Antes do Brasil ser o epicentro da epidemia, quando assistíamos chocados as centenas de caixões na Itália, os mais propensos a morrer eram os mais velhos, o recorte de letalidade era feito com base na idade: quanto mais velho, mais chance de morrer. Naqueles dias, eu temia pela minha vó. Hoje, a realidade mostra outra coisa: que quanto mais à margem, quanto mais pobre, quanto mais negligenciado. Agora temo pelos pais, pelo meu irmão, pelos meus primos e vizinhos, pela minha vida. O Brasil, com a sua segregação moderna, com a sua engenharia de matar e controlar mais da metade da sua população, modificou o comportamento do vírus.

É claro que o problema também é generalizado. Muita gente não anda de máscara, se aglomera em comércio, faz fila pra entrar em shopping, marca festa de aniversário, esconde o laudo médico dos próprios familiares por vergonha. Não existe mais quarentena, o povo tá de saco cheio. Mas e o Estado não faz nada? E as fiscalizações que o governador diz intensificar cada vez mais a cada decreto renovado? E a Prefeitura de Maceió proibindo as fogueiras das festas juninas por motivos de força maior? E a hashtag vidas negras importam e o orgulho de ser da terra de Zumbi? Se o coronavírus não é mais levado a sério pela maioria dos brasileiros, a culpa é do Estado Brasileiro na sua totalidade.

Vejam. Já estamos em Junho, choveu muitos nos últimos dias. Nesse período, os ônibus andam de janelas fechadas. As pessoas já não respeitam a quarentena, o comércio vai abrindo cada vez mais, muito antes do retorno ser legalizado. É importante que se diga que existe um delay, como se a bola fosse chutada antes do apito. Então, os ônibus estão cheios novamente porque a quarentena vai sendo afrouxada a cada decreto; enquanto, paralelamente, os números de casos e de mortos não param de crescer. E o que o prefeito faz? Assina um decreto que permite que os ônibus voltem a circular com pessoas em pé, desde que respeitem as marcações de distanciamento. Não, isso não é uma piada, é o Rui Palmeira.

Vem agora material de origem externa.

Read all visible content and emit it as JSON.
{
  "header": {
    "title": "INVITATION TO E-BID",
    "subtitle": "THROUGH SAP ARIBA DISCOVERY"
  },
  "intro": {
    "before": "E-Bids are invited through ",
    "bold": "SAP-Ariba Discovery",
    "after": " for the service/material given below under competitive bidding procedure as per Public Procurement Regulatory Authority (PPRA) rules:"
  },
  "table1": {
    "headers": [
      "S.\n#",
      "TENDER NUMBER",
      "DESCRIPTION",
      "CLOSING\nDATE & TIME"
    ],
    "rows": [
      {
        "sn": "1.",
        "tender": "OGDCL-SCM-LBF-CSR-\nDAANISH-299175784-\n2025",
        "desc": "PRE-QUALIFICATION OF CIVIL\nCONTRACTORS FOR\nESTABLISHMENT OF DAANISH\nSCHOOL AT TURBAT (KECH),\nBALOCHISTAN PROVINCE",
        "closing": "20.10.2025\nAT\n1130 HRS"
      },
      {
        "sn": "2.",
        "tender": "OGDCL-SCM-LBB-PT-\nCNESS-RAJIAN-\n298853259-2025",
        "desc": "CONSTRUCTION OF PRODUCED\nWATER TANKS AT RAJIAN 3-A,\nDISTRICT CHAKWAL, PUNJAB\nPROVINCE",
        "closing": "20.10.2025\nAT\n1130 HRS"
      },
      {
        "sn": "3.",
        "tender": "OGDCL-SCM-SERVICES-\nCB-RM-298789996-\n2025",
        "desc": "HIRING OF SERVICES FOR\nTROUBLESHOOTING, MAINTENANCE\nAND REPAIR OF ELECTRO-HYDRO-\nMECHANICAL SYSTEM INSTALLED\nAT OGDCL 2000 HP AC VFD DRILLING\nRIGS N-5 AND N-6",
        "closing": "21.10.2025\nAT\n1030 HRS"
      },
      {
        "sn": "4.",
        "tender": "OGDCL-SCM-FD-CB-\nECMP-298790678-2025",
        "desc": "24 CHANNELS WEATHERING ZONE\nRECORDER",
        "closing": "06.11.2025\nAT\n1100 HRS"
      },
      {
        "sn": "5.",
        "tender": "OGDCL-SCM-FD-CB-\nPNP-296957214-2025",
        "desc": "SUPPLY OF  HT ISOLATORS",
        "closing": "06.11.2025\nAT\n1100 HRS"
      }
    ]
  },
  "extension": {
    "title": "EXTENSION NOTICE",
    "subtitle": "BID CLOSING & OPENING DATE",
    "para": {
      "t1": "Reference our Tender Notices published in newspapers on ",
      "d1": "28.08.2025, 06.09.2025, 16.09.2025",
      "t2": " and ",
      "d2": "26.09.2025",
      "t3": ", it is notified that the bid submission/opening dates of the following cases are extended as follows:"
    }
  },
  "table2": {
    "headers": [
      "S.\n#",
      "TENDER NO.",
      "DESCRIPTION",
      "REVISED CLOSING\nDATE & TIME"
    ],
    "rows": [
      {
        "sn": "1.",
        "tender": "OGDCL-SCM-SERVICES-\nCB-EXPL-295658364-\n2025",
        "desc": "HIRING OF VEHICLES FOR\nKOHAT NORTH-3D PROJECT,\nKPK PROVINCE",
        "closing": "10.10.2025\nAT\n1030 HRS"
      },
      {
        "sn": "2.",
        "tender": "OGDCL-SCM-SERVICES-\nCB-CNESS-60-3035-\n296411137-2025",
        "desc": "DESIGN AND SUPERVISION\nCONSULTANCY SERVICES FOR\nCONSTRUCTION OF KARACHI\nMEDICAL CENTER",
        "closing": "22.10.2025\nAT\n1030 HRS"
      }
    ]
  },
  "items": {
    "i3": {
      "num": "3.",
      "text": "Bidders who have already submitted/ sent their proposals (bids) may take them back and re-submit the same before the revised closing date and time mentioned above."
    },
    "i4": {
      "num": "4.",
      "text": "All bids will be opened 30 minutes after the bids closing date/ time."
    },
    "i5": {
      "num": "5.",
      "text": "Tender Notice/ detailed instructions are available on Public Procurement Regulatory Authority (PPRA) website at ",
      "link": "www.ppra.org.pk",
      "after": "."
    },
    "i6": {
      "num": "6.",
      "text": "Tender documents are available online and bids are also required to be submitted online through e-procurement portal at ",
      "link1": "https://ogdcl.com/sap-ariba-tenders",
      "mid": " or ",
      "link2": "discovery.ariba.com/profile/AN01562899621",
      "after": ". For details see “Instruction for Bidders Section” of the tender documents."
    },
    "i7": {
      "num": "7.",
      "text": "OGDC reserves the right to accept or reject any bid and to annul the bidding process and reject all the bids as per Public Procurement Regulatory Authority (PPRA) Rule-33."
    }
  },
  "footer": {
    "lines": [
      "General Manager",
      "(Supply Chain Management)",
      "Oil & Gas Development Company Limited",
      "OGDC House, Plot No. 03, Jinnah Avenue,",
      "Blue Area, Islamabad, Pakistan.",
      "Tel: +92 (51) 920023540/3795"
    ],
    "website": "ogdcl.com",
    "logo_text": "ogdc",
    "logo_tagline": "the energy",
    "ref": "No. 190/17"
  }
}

Os navios negreiros saíam lotados de homens e mulheres escravizadas, onde muitos não sobreviviam ao trajeto e eram jogados no Atlântico. Isso gerou uma cicatriz permanente no oceano: cardumes de tubarões passaram a seguir esse mesmo trajeto. Pra muita gente, o Oceano Atlântico é vermelho-sangue.

Quando o prefeito assina um decreto que permite a circulação de ônibus lotados quando nem chegamos ao pico da pandemia em Alagoas, no período de menor adesão ao isolamento social, no meio de uma crise generalizada em Brasília, ele está fazendo uma escolha. Qual a mensagem que ele deixa para as pessoas que partem das periferias e cruzam a cidade pra trabalhar, exatamente como o meu pai, todos os dias? Do que adiantam as hashtags vidas negras importam nas postagens do governador Renan Filho se a partir do momento em que assinou a flexibilização das regras da quarentena ele fez uma escolha? O vírus não é político, como acusam alguns bolsonaristas, mas as mortes dos infectados mais pobres sim. São mortes estimadas e até projetadas, sempre para hoje.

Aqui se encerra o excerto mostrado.